Mais ce discours, ainsi que les actes qui suivirent et aboutirent aux accords signés à Évian reconnaissant l’indépendance de l’Algérie, eurent également un effet majeur sur la vie politique française, effet que l’on ressent encore aujourd’hui. Une partie, majoritaire, de la mouvance gaulliste, dont les barons (à la seule exception de Debré, voir infra) suivirent, accompagnèrent et justifièrent cette évolution. Mais, très vite, des dissidents du gaullisme (Soustelle en étant la figure de proue), ou des hommes de le vieille droite (Bidault, accroché à l’Algérie comme il l’avait été à l’Indochine et au Maroc) s’y opposèrent de plus en plus farouchement. L’extrême droite, qui avait commencé à relever la tête durant la guerre d’Indochine, réoccupa le terrain avec de plus en plus d’énergie, débouchant sur la violence absolue des deux côtés de la Méditerranée (crimes de l’OAS).

La faille entre les gaullistes et les « ultras »

C’est de ce moment que date la faille qui sépara gaullistes et ultras, faille qui devint bientôt un gouffre.
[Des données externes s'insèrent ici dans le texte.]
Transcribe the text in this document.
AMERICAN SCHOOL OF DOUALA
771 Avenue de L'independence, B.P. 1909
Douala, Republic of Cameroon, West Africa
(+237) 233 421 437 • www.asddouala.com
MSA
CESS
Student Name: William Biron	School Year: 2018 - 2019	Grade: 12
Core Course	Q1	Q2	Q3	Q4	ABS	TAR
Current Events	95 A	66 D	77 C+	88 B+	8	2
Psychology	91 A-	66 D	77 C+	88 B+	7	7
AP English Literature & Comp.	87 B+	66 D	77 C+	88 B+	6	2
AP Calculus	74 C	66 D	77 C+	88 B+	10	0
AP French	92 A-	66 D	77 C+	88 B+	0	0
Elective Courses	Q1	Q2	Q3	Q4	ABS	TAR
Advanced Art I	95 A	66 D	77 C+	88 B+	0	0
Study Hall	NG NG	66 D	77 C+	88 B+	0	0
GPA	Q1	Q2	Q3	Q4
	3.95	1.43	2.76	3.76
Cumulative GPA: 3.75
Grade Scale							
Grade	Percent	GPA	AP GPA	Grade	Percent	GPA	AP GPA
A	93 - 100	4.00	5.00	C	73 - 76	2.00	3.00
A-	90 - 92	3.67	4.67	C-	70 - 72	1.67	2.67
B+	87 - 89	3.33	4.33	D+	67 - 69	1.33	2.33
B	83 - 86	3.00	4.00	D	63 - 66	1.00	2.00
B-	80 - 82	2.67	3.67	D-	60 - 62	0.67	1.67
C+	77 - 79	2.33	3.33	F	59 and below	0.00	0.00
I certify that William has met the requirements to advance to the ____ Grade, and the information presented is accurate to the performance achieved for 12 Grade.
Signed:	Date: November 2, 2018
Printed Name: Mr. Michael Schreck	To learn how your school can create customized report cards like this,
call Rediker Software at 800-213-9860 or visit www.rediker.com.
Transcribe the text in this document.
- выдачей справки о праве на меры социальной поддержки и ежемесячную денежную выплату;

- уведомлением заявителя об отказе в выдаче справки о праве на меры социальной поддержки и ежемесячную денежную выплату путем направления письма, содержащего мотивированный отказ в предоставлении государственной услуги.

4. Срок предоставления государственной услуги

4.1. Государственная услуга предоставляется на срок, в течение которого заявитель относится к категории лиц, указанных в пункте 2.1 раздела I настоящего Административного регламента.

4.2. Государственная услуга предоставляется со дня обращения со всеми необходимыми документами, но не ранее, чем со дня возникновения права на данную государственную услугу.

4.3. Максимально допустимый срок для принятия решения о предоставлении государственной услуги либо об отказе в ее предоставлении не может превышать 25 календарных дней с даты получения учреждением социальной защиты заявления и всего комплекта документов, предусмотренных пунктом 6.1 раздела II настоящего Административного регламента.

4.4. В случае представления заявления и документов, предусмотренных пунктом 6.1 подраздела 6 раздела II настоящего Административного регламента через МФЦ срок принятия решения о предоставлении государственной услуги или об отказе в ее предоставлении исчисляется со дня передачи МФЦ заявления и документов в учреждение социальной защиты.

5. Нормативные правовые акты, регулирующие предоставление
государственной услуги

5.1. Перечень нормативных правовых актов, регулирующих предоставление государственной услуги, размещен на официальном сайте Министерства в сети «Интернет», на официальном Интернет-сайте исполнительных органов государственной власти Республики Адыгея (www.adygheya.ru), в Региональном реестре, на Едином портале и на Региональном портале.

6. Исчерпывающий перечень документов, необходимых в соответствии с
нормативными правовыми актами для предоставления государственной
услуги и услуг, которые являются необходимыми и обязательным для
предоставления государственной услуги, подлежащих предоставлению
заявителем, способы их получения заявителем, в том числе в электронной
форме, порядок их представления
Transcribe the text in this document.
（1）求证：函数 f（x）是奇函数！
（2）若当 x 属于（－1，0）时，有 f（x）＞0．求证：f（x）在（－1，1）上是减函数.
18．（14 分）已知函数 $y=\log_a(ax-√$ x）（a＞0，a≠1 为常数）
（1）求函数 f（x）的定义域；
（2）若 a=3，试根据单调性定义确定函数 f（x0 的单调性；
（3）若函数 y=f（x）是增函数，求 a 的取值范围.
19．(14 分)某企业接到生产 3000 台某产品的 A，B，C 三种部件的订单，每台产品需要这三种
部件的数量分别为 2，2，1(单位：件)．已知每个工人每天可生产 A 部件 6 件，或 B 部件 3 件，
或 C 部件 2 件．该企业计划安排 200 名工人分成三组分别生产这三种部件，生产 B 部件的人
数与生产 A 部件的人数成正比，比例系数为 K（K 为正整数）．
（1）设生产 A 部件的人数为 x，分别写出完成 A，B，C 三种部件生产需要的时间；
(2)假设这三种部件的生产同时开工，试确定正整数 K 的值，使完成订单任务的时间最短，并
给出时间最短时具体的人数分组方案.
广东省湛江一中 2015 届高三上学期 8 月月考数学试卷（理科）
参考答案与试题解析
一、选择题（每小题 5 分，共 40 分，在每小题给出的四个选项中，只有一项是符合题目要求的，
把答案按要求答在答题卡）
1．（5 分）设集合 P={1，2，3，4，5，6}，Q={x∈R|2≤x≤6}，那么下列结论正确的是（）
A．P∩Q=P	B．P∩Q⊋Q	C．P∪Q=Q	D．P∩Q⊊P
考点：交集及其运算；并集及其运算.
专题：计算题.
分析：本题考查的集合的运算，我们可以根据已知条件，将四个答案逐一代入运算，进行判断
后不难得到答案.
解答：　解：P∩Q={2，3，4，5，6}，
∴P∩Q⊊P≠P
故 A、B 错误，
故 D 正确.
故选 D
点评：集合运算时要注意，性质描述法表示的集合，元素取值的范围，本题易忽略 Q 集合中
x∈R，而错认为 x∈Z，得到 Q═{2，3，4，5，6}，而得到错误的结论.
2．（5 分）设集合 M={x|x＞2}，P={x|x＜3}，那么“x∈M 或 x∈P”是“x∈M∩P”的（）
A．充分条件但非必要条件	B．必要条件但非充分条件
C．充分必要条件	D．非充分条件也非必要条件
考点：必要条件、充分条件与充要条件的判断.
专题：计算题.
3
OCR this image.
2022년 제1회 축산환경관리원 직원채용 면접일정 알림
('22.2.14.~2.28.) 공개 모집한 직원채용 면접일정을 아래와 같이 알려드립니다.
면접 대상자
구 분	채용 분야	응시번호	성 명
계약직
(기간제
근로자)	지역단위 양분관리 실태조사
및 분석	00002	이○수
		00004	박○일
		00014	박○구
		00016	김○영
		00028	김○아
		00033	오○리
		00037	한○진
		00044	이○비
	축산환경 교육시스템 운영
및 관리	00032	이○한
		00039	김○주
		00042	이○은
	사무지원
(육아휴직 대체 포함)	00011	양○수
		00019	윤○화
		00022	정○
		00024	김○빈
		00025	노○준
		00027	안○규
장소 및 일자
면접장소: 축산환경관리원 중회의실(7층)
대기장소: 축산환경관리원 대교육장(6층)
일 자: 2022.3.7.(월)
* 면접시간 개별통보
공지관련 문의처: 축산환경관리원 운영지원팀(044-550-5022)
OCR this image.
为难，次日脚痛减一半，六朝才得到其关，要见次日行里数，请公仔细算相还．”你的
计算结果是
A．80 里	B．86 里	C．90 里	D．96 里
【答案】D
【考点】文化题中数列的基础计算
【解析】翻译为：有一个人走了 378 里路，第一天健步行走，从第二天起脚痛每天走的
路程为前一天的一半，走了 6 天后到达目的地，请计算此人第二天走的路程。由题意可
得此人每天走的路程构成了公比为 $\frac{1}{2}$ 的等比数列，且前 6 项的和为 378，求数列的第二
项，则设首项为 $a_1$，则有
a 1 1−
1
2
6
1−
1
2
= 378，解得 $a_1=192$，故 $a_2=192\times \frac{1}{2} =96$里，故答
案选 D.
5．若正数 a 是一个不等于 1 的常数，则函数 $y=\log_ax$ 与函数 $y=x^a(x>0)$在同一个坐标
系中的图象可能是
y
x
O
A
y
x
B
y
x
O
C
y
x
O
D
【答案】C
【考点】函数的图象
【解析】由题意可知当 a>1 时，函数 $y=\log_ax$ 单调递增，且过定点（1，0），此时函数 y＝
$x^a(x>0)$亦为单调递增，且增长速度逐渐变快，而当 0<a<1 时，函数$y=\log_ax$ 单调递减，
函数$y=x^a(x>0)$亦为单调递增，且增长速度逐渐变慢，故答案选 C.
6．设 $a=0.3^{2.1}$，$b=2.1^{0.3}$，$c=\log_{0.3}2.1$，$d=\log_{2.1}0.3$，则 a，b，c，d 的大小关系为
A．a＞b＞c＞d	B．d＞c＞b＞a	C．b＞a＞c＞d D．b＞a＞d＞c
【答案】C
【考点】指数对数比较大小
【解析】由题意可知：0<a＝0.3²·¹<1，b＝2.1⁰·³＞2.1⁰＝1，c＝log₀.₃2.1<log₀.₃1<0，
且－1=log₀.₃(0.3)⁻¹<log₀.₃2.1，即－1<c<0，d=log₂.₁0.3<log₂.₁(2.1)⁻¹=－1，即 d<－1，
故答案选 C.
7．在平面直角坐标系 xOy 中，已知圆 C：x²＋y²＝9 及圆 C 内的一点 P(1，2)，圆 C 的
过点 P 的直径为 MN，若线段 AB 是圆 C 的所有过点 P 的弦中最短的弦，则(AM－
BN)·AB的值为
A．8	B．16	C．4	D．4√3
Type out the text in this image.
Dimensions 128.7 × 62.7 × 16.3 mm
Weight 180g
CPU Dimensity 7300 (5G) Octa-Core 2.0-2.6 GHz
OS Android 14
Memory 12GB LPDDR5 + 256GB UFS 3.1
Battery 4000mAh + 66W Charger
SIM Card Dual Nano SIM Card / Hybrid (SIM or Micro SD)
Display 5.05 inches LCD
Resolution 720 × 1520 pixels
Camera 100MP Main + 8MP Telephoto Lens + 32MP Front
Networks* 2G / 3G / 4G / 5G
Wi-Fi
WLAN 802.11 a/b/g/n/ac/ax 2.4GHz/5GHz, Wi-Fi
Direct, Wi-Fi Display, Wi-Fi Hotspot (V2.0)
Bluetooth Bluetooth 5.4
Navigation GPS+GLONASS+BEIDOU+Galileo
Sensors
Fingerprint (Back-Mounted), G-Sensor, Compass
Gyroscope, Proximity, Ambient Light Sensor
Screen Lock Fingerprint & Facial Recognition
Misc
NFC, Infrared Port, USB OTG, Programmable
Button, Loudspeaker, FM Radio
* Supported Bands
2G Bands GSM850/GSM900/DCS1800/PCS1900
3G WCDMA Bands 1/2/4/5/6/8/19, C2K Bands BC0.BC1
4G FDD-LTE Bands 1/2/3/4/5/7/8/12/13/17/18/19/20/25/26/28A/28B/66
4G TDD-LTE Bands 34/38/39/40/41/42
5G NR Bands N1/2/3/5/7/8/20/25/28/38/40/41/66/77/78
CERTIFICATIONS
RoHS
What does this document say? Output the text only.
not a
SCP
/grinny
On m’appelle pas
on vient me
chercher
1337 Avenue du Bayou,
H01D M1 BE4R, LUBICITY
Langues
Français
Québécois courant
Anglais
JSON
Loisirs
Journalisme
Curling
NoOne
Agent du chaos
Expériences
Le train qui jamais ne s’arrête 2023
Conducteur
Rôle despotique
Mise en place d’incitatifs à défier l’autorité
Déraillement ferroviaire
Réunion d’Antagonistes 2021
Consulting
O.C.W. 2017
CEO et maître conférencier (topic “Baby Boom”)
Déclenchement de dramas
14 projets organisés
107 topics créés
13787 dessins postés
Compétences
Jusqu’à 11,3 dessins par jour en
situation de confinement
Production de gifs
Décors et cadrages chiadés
Rarement homme de droite fut plus vilipendé, insulté, haï même que de Gaulle de la part de ses anciens partisans. 

Cette opposition s’installa au sein même du gouvernement d’alors. L’opposition de Michel Debré aux évolutions du Général a été connue dans le cours même des événements. Mais, fidèle à de Gaulle plus qu’à ses pensées profondes, Debré ravala son amertume (le Canard enchaîné l’avait affublé du sobriquet L’ amer Michel) et accepta Évian, avant de quitter Matignon. 

Mais il est une autre opposition qui s’agita, plus secrète, plus hypocrite, mais aussi plus dangereuse, car liée aux éléments les plus actifs – les plus activistes – de l’Algérie française : celle de Valéry Giscard d’Estaing4. L’homme était jeune, brillant, et entamait alors une carrière politique fulgurante. Bien que non gaulliste (membre du Centre national des Indépendants d’Antoine Pinay et de Paul Reynaud, qui se situait sans réserve à la droite de la droite parlementaire), il fut membre continûment des gouvernements dès le début de la Vè République. Une rumeur sur une tendresse, pour ne pas dire plus, de Giscard pour l’OAS, courut dans le monde politique et sans doute journalistique dès le début de la décennie 1960, lancée par une extrême droite trop heureuse de jeter la zizanie chez ses adversaires. Avant donc de devenir publique, l’accusation courait déjà dans les milieux bien informés. C’était devenu un sujet de conversation fréquent : place Beauvau, où les gaullistes étaient seuls maîtres à bord depuis l’arrivée de Frey, en mai 1961, le jeune ministre était même une cible régulière5. Avait-il une fiche ? C’est assez probable. 

Dans des documents savamment distillés, on commença à évoquer avec insistance un mystérieux agent 12 A – ce qui signifiait : premier informateur de l’équipe n° 12 de l’OAS-Métropole – on laissa entendre qu’il pouvait bien s’agir d’un collaborateur direct du jeune ministre. Un nom fut avancé : Michel Poniatowski, directeur de Cabinet et homme de confiance du ministre, quasiment son double. Celui qui devint ensuite Ponia était en relations directes avec des éléments de l’OAS et de la droite extrême. 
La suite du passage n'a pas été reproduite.